En France, plus de 150 fugues de mineurs sont recensées chaque jour. “C’est énorme”, déclare Valérie Karsenti qui, dans La Fugue, se met dans la peau de Jeanne, une mère qui est anéantie par la disparition de sa fille, Chloé. Après une dispute, cette dernière a quitté le domicile familial pour un lieu inconnu. “Quand j’ai lu le scénario du téléfilm et que j’ai eu connaissance des chiffres, je me suis rendu compte que beaucoup de parents étaient concernés par le sujet. J’ai été très touchée par Jeanne. C’est une femme qui a l’habitude de tout contrôler et là, elle se sent impuissante, perdue.

“Il n’y a pas assez de mains tendues”

Pour façonner son personnage, l’actrice n’a pas ressenti le besoin d’aller à la rencontre de parents qui ont vécu ou qui vivent toujours la fugue d’un enfant. “La femme que j’incarne découvre au fur et à mesure comment fonctionne la brigade des mineurs et comment on signale une fugue.
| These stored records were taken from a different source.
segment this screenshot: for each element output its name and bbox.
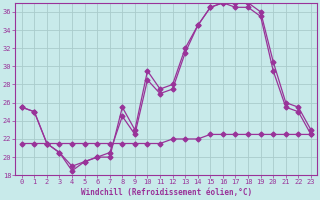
X-axis label: Windchill (Refroidissement éolien,°C): Windchill (Refroidissement éolien,°C) <box>81 188 252 197</box>
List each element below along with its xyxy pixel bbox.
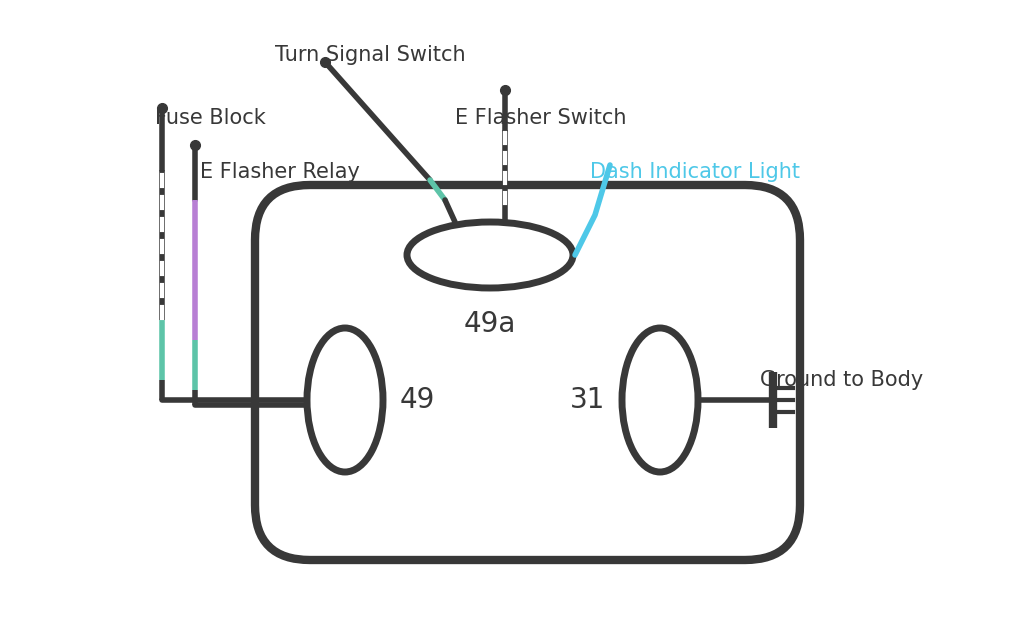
Ellipse shape: [307, 328, 383, 472]
FancyBboxPatch shape: [255, 185, 800, 560]
Text: 31: 31: [569, 386, 605, 414]
Text: Dash Indicator Light: Dash Indicator Light: [590, 162, 800, 182]
Text: Turn Signal Switch: Turn Signal Switch: [275, 45, 466, 65]
Text: E Flasher Relay: E Flasher Relay: [200, 162, 359, 182]
Text: 49: 49: [400, 386, 435, 414]
Ellipse shape: [407, 222, 573, 288]
Text: Ground to Body: Ground to Body: [760, 370, 924, 390]
Text: Fuse Block: Fuse Block: [155, 108, 266, 128]
Text: E Flasher Switch: E Flasher Switch: [455, 108, 627, 128]
Ellipse shape: [622, 328, 698, 472]
Text: 49a: 49a: [464, 310, 516, 338]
Je ne voulais pas être surinformée”, continue Valérie Karsenti qui précise toutefois qu’une psychiatre spécialisée dans l’adolescence en difficulté était toutefois présente sur le tournage pour répondre aux questions des comédiens. “Ce qui est terrible, c’est qu’en tant que parents, on puisse être autant démunis par rapport aux êtres que l’on aime le plus au monde. On s’enferme dans une incompréhension mutuelle et cela pousse à fuguer.
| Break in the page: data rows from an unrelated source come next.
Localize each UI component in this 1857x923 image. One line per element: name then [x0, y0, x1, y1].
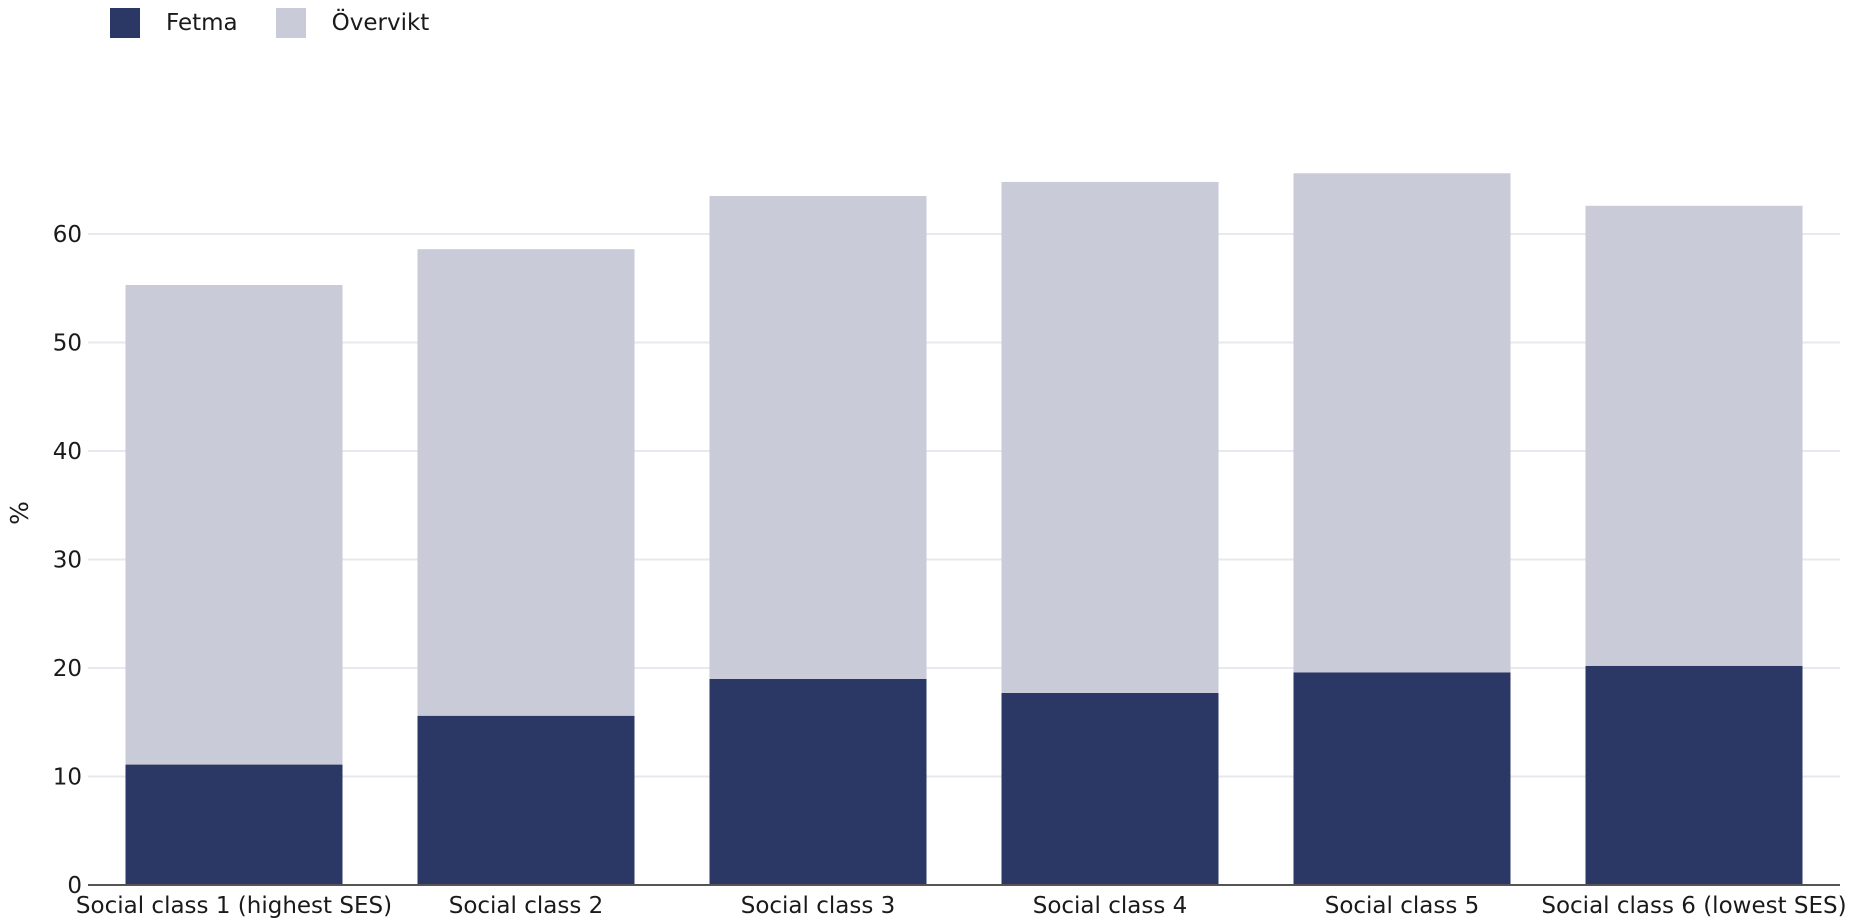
bar-fetma-1[interactable]	[125, 764, 343, 885]
y-tick-label: 50	[53, 331, 82, 357]
bar-overvikt-5[interactable]	[1293, 173, 1511, 673]
bar-fetma-5[interactable]	[1293, 672, 1511, 885]
x-tick-label: Social class 3	[741, 893, 896, 919]
x-tick-label: Social class 2	[449, 893, 604, 919]
bar-fetma-3[interactable]	[709, 678, 927, 885]
legend-swatch-overvikt	[275, 8, 306, 38]
bar-overvikt-3[interactable]	[709, 196, 927, 679]
x-tick-label: Social class 4	[1033, 893, 1188, 919]
bar-overvikt-1[interactable]	[125, 284, 343, 765]
bar-overvikt-6[interactable]	[1585, 205, 1803, 666]
tick-labels: 0 10 20 30 40 50 60% Social class 1 (highest SE…	[5, 222, 1847, 919]
y-tick-label: 60	[53, 222, 82, 248]
bar-overvikt-2[interactable]	[417, 249, 635, 716]
y-axis-title: %	[5, 501, 34, 525]
y-tick-label: 10	[53, 765, 82, 791]
x-tick-label: Social class 1 (highest SES)	[76, 893, 392, 919]
legend-label-fetma: Fetma	[166, 10, 238, 36]
gridlines	[88, 233, 1840, 778]
x-tick-label: Social class 6 (lowest SES)	[1541, 893, 1846, 919]
legend-item-fetma[interactable]: Fetma	[110, 8, 238, 38]
legend: Fetma Övervikt	[110, 8, 467, 38]
legend-label-overvikt: Övervikt	[331, 10, 430, 36]
legend-swatch-fetma	[110, 8, 140, 38]
bar-fetma-6[interactable]	[1585, 665, 1803, 885]
y-tick-label: 40	[53, 439, 82, 465]
bars	[125, 173, 1803, 885]
y-tick-label: 30	[53, 548, 82, 574]
x-tick-label: Social class 5	[1325, 893, 1480, 919]
bar-fetma-4[interactable]	[1001, 692, 1219, 885]
y-tick-label: 20	[53, 656, 82, 682]
bar-overvikt-4[interactable]	[1001, 181, 1219, 693]
bar-fetma-2[interactable]	[417, 715, 635, 885]
legend-item-overvikt[interactable]: Övervikt	[275, 8, 430, 38]
y-tick-label: 0	[67, 873, 82, 899]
À travers ce téléfilm, Valérie Karsenti tient à pointer le doigt sur le manque d’informations à destination des jeunes en difficulté. “Quel que soit l’engagement de la brigade des mineurs, il est impossible qu’elle envoie une équipe pour chaque fugue. Tout simplement parce qu’il y en a trop. Il faudrait que le problème soit pris en amont, explique-t-elle.
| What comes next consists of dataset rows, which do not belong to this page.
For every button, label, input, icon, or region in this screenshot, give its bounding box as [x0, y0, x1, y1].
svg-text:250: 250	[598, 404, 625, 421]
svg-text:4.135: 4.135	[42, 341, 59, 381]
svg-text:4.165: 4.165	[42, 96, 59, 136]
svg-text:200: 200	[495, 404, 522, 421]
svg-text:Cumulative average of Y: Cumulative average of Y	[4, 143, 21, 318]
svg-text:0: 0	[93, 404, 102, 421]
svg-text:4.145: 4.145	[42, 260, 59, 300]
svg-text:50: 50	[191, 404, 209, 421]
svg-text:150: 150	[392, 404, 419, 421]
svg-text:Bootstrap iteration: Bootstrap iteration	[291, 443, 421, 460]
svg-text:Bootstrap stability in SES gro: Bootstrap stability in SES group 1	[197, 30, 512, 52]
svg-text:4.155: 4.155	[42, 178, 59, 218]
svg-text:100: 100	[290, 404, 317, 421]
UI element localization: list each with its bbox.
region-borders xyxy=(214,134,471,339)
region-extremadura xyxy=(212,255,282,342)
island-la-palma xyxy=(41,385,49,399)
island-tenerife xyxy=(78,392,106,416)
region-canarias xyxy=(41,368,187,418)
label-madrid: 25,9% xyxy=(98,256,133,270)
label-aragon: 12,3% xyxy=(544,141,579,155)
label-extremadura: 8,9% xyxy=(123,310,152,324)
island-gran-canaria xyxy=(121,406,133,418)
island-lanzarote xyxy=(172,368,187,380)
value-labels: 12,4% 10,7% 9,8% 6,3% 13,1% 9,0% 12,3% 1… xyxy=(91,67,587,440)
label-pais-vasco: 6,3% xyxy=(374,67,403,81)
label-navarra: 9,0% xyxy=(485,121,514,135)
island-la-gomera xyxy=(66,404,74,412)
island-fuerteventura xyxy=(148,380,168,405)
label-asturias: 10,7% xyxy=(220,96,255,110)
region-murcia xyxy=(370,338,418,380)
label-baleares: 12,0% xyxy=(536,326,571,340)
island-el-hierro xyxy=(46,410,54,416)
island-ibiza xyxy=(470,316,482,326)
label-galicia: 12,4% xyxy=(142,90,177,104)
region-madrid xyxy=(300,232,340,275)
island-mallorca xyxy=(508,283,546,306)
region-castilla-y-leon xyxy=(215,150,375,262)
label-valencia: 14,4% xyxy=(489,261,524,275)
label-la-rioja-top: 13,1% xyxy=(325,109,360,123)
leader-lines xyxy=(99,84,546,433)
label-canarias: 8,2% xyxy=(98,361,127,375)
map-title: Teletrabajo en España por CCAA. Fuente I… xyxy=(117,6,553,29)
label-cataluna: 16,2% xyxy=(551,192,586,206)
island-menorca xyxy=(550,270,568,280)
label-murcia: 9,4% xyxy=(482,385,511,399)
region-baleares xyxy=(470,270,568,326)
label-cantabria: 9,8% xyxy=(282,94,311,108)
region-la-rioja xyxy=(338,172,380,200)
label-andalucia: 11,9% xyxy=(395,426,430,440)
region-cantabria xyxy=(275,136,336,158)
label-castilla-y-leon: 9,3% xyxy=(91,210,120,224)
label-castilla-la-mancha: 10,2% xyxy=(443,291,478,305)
“Il ne faut pas oublier que l’adolescence est une période d’extrême fragilité. Il y a beaucoup d’enfants qui se sentent incompris. Je trouve dommage qu’il n’y ait pas plus d’informations dans les écoles pour les protéger contre le harcèlement, la pédophilie, les agressions en tous genres. Il faut davantage accompagner les jeunes pour ne pas arriver à des actes graves comme le suicide, par exemple. Il n’y a malheureusement pas assez de mains tendues. Il faut écouter les enfants, les informer et les guider dans leurs droits.”